So the Raid 1 pair on our main server (sbs08) had an error – which got worse when the UPS failed in a spectacular fashion resulting in the rebuild sticking at 99.83% for a week. This would have been fine it not for the fact that everytime the backup process ran it triggered alerts every 4 seconds as it tried to read bad sectors and before long the server was out of action for all network traffic.
At first we tried Disk2VHD from sysinternals, but after a few attempts it would not sucessfully copy the partition with the bad data on it. So we did a bit of pruning, moved out all the data files we could and then moved other non-core files (like WSUS). Disk2VHD still failed so we needed a different approach.

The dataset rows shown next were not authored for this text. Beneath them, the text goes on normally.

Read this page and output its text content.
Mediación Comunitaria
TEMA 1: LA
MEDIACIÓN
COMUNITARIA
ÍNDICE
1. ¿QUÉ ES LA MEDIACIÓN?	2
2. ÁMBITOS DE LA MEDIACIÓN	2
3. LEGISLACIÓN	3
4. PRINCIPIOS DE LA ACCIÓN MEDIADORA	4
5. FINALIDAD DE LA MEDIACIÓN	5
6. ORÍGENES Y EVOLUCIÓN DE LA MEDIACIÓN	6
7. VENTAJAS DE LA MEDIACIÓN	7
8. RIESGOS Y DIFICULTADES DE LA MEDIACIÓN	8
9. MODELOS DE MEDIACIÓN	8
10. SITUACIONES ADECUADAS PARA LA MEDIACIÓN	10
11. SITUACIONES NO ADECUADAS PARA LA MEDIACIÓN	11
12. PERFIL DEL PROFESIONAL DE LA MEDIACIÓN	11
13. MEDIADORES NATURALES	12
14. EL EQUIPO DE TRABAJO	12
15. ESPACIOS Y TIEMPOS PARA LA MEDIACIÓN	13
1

Now to try with shadow protect. Using the IT edition we were able to image the drives, but again the 2nd partition (the one with exchange on it) got stuck. After waiting for 2 hours for ShadowProtect to try and complete the data transfer rate had fallen from “30Mb/s with 10 sec to go” to “8Kb/s with 3 sec to go”. It was time to accept some data loss and we quit the process. We then ran the .spf to .vhd conversion tool and hit a new problem – a corrupt .spf.

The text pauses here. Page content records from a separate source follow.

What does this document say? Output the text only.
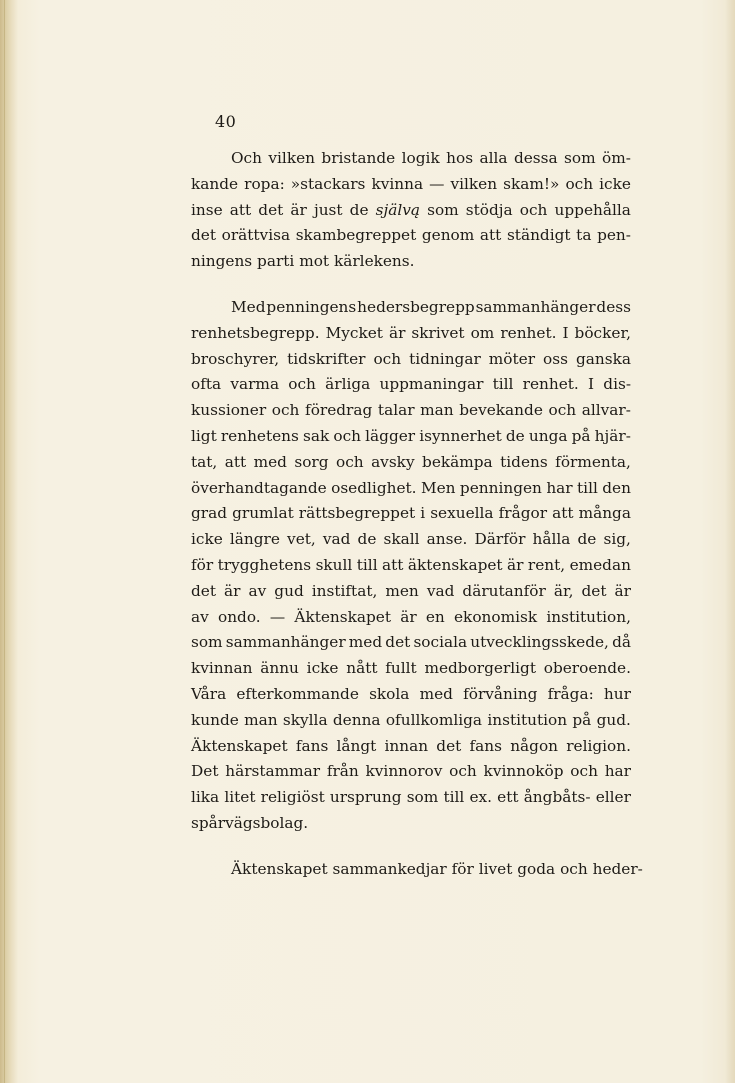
40
Och vilken bristande logik hos alla dessa som öm-
kande ropa: »stackars kvinna — vilken skam!» och icke
inse att det är just de självą som stödja och uppehålla
det orättvisa skambegreppet genom att ständigt ta pen-
ningens parti mot kärlekens.
Med penningens hedersbegrepp sammanhänger dess
renhetsbegrepp. Mycket är skrivet om renhet. I böcker,
broschyrer, tidskrifter och tidningar möter oss ganska
ofta varma och ärliga uppmaningar till renhet. I dis-
kussioner och föredrag talar man bevekande och allvar-
ligt renhetens sak och lägger isynnerhet de unga på hjär-
tat, att med sorg och avsky bekämpa tidens förmenta,
överhandtagande osedlighet. Men penningen har till den
grad grumlat rättsbegreppet i sexuella frågor att många
icke längre vet, vad de skall anse. Därför hålla de sig,
för trygghetens skull till att äktenskapet är rent, emedan
det är av gud instiftat, men vad därutanför är, det är
av ondo. — Äktenskapet är en ekonomisk institution,
som sammanhänger med det sociala utvecklingsskede, då
kvinnan ännu icke nått fullt medborgerligt oberoende.
Våra efterkommande skola med förvåning fråga: hur
kunde man skylla denna ofullkomliga institution på gud.
Äktenskapet fans långt innan det fans någon religion.
Det härstammar från kvinnorov och kvinnoköp och har
lika litet religiöst ursprung som till ex. ett ångbåts- eller
spårvägsbolag.
Äktenskapet sammankedjar för livet goda och heder-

From the command line you can run shadow protect to convert a corrupt image from one which has no EOF to a brand new one which is closed at the end – although there is a good chance of data loss. Based on the data rate above there should only be a loss of 24Kb out of 600Gb – not that bad.
So now to bring up the 2 new drives in a virtual machine and wait while all the drivers get installed. This always takes a lot longer than you think, but after about 30 minutes we had the correct drivers installed and all the missing hardware removed. Now this should have been it, email was now flowing and network traffic was resonable, but there were a lot of errors in the log.
While this was a really messy migration it left a lot of issues with no apparent cause. The companyweb site would not come up, and the monitoring database would not start. The resolution took the best part of another day and the highlights were:
1) certificate managment database got corrupted – we brought up the old server in isolation and migrated across.
2) Microsoft##SSEE database corruption – one of the internal tables got corrupted and needed overwriting with a known good copy.
3) All the networking tweaks the BPA recomend had to be re-done. These seemed to have been re-set when the network cards were replaced with virtual cards. Running the wizards again seemed to fix all of this.